Common to the aforementioned systems is that the hydrogen is brought to reaction with them under suitable conditions so that hydrogenation and storage of the hydrogen results. All the aforementioned alternatives have specific advantages and disadvantages so that the decision in favor of one of the alternatives is usually determined by the specific applications and circumstances. The fundamental disadvantage of the last-named alternative until now has been that the chemical reaction systems used have relatively high vapor pressures, are thus volatile and contaminate the hydrogen to a considerable degree.
To achieve high degrees of purity for the hydrogen in particular, such reaction systems must, therefore, be removed, often at great expense in terms of technology and/or energy.

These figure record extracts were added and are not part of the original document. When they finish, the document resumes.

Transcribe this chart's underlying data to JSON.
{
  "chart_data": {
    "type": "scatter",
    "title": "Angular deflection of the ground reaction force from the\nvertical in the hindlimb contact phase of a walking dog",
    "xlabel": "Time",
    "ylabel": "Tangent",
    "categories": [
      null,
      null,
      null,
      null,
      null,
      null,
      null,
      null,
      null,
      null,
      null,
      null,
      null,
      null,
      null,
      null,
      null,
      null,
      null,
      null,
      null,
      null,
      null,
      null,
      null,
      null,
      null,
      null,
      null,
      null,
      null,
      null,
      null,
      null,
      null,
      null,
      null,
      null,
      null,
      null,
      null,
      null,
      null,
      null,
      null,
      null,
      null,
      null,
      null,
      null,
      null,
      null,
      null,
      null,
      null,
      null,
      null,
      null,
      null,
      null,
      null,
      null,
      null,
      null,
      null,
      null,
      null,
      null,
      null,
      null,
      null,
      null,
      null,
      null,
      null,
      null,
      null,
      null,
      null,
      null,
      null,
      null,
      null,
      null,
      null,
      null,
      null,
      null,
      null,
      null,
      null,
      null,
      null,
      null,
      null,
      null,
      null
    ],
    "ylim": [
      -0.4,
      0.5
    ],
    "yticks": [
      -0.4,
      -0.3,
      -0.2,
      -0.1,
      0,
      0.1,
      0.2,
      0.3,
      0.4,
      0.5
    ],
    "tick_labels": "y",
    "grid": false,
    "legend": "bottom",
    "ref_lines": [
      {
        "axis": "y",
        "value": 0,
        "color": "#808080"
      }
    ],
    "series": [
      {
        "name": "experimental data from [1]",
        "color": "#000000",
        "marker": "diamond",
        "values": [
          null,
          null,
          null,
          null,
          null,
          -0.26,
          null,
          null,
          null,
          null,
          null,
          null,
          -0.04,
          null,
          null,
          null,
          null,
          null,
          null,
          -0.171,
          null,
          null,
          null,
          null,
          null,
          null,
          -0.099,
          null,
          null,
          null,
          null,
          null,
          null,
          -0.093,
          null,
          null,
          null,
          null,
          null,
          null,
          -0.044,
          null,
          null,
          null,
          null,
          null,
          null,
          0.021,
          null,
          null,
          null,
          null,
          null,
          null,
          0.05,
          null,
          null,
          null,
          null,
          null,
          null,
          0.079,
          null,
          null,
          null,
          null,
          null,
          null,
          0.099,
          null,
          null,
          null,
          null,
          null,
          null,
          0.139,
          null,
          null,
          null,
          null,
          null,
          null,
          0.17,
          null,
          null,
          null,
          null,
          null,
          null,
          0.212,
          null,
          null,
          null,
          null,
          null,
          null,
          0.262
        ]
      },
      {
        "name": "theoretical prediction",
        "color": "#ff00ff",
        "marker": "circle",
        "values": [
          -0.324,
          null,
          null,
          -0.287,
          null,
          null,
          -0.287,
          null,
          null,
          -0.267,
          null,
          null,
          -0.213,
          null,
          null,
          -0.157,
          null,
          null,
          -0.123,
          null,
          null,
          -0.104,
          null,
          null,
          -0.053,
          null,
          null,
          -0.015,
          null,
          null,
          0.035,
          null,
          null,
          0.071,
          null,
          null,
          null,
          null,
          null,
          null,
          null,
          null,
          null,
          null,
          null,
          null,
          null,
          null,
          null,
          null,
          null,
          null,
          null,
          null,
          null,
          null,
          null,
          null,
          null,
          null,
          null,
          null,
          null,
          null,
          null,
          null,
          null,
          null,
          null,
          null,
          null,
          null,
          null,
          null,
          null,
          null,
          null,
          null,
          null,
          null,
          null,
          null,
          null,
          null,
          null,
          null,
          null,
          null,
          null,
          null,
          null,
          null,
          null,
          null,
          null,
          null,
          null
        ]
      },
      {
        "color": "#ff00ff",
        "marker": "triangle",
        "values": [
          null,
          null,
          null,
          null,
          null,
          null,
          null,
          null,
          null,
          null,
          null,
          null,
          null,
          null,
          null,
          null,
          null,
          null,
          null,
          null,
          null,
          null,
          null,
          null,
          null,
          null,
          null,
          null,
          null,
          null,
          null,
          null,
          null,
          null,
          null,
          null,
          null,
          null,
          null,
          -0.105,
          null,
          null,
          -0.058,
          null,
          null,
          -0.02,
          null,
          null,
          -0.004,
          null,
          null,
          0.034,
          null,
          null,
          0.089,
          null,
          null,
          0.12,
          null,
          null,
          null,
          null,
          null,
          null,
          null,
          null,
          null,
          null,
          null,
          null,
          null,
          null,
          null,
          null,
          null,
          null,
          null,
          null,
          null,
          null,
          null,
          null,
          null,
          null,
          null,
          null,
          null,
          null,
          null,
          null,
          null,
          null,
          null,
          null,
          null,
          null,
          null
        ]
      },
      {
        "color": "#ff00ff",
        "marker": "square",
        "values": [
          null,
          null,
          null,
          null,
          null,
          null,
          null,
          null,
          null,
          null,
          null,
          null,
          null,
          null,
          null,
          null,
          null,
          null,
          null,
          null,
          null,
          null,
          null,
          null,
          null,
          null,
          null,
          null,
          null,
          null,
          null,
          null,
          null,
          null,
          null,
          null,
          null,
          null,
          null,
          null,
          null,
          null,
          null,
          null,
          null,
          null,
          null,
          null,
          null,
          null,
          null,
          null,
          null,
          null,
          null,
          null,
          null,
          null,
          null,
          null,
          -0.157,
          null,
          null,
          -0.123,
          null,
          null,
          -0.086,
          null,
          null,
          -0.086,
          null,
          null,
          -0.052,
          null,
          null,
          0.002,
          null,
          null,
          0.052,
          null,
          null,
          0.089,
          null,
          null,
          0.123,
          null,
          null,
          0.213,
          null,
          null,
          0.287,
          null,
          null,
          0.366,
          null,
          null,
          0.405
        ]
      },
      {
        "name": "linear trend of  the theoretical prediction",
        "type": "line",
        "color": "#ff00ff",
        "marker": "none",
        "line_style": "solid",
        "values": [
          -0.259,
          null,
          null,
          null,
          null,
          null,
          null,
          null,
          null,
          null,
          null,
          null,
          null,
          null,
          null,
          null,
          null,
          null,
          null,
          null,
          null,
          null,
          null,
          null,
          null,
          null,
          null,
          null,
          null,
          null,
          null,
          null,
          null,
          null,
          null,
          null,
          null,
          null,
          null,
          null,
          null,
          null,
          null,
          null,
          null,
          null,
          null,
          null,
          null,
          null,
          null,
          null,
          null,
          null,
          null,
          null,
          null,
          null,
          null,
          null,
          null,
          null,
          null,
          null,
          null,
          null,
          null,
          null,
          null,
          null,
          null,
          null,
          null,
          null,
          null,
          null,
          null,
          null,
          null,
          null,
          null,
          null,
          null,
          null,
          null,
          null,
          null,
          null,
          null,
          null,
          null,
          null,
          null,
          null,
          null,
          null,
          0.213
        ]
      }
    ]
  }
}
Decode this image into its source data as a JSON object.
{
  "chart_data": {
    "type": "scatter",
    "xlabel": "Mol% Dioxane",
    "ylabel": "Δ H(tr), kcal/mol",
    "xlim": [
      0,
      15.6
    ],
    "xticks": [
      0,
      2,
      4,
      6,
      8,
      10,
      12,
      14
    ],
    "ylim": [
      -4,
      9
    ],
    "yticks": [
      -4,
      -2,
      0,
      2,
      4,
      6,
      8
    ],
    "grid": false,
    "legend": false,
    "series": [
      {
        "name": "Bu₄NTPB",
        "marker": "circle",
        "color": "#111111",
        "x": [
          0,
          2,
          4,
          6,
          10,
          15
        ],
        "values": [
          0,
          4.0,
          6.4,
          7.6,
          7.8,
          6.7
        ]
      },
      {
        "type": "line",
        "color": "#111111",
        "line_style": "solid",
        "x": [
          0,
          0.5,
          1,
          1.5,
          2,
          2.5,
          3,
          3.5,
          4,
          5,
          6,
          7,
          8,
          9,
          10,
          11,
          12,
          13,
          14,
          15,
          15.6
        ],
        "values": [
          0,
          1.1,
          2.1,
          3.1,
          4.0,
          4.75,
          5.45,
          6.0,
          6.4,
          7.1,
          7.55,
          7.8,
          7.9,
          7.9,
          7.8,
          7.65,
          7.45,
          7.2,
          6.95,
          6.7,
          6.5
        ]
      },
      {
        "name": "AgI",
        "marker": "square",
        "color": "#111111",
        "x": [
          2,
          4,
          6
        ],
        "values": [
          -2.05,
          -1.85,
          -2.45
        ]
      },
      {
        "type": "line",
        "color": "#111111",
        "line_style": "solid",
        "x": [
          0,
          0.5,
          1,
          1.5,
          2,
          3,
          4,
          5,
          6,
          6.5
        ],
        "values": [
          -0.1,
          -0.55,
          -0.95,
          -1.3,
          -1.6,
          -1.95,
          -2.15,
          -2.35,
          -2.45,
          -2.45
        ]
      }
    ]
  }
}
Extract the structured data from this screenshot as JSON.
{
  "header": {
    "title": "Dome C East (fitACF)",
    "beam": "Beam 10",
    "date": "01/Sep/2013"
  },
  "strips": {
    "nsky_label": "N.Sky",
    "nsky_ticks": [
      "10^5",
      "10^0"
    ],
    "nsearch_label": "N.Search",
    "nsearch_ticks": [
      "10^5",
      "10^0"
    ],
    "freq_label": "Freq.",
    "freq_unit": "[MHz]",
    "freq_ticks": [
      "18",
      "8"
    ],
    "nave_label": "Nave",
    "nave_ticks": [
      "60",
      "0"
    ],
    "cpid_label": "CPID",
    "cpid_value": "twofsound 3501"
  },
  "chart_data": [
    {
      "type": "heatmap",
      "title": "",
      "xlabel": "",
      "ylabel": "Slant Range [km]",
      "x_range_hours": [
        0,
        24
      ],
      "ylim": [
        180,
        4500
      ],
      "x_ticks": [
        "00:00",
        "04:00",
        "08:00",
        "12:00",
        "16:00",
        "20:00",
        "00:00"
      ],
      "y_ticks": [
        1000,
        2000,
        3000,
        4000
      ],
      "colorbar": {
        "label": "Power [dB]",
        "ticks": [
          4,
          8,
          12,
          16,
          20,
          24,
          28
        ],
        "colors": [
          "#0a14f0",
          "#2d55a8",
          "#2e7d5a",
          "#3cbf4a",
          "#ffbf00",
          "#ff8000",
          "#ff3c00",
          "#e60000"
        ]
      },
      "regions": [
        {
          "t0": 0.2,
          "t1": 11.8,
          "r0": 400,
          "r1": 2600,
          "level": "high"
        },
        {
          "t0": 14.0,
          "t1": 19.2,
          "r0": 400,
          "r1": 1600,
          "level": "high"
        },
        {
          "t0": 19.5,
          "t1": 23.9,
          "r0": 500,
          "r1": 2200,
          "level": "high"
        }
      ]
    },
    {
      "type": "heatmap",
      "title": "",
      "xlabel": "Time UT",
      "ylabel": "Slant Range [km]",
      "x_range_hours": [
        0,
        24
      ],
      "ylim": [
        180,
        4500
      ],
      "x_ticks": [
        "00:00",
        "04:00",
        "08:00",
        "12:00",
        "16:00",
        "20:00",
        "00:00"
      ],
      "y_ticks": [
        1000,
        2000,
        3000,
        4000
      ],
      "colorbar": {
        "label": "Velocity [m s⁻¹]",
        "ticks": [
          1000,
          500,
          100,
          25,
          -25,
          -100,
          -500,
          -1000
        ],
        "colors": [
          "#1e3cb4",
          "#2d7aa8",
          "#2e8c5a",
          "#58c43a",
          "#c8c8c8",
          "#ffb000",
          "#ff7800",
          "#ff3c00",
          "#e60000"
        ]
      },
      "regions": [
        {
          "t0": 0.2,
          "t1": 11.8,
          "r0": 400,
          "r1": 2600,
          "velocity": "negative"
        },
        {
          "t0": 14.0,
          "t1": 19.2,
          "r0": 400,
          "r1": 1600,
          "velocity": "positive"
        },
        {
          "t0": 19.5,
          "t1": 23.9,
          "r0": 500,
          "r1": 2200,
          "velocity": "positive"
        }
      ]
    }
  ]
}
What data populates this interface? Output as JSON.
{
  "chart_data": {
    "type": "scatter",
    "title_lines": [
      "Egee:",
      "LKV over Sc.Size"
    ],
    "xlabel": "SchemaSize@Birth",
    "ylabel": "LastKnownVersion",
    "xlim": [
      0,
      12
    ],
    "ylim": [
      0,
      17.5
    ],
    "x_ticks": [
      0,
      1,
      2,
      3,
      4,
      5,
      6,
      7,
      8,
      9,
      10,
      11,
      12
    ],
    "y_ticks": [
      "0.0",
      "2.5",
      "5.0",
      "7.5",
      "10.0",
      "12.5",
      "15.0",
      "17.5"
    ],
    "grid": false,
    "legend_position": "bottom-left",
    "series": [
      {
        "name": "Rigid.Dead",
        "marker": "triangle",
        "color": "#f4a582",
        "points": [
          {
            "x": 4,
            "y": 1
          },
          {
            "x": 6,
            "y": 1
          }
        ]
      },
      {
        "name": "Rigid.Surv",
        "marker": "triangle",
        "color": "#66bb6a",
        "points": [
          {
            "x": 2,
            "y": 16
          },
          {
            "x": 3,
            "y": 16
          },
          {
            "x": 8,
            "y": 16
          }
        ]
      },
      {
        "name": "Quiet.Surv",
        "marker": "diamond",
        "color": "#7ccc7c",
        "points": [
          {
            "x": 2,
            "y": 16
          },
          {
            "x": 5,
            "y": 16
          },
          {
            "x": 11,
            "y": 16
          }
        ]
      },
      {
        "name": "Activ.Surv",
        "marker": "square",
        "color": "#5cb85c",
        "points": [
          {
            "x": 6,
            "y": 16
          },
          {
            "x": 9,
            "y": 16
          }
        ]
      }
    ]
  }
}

The person skilled in the art is continuously striving to create a storage potential for hydrogen which allows storage of the hydrogen in a pure or absolutely pure form, where storage should be possible in the safest and most economical manner possible. Hydrogen is needed in a very pure form particularly in the operation of fuel cells. In the case of the modified combustion engines mentioned as well, which usually have a downstream catalytic converter, storage of the hydrogen in (ultra)pure form is striven for since otherwise the hydrocarbons entrained with the hydrogen (may) have a negative effect on the activity and life of the catalytic converter. Particularly in the use of hydrogen in the so-called mobile applications—operation of vehicles, etc.—the safety aspect is paramount; this applies especially for the refueling process which is usually performed by the driver himself and therefore by a “technical layman.” Thus, there may be a need for an alternative method of storing hydrogen, which method may be efficient and/or secure.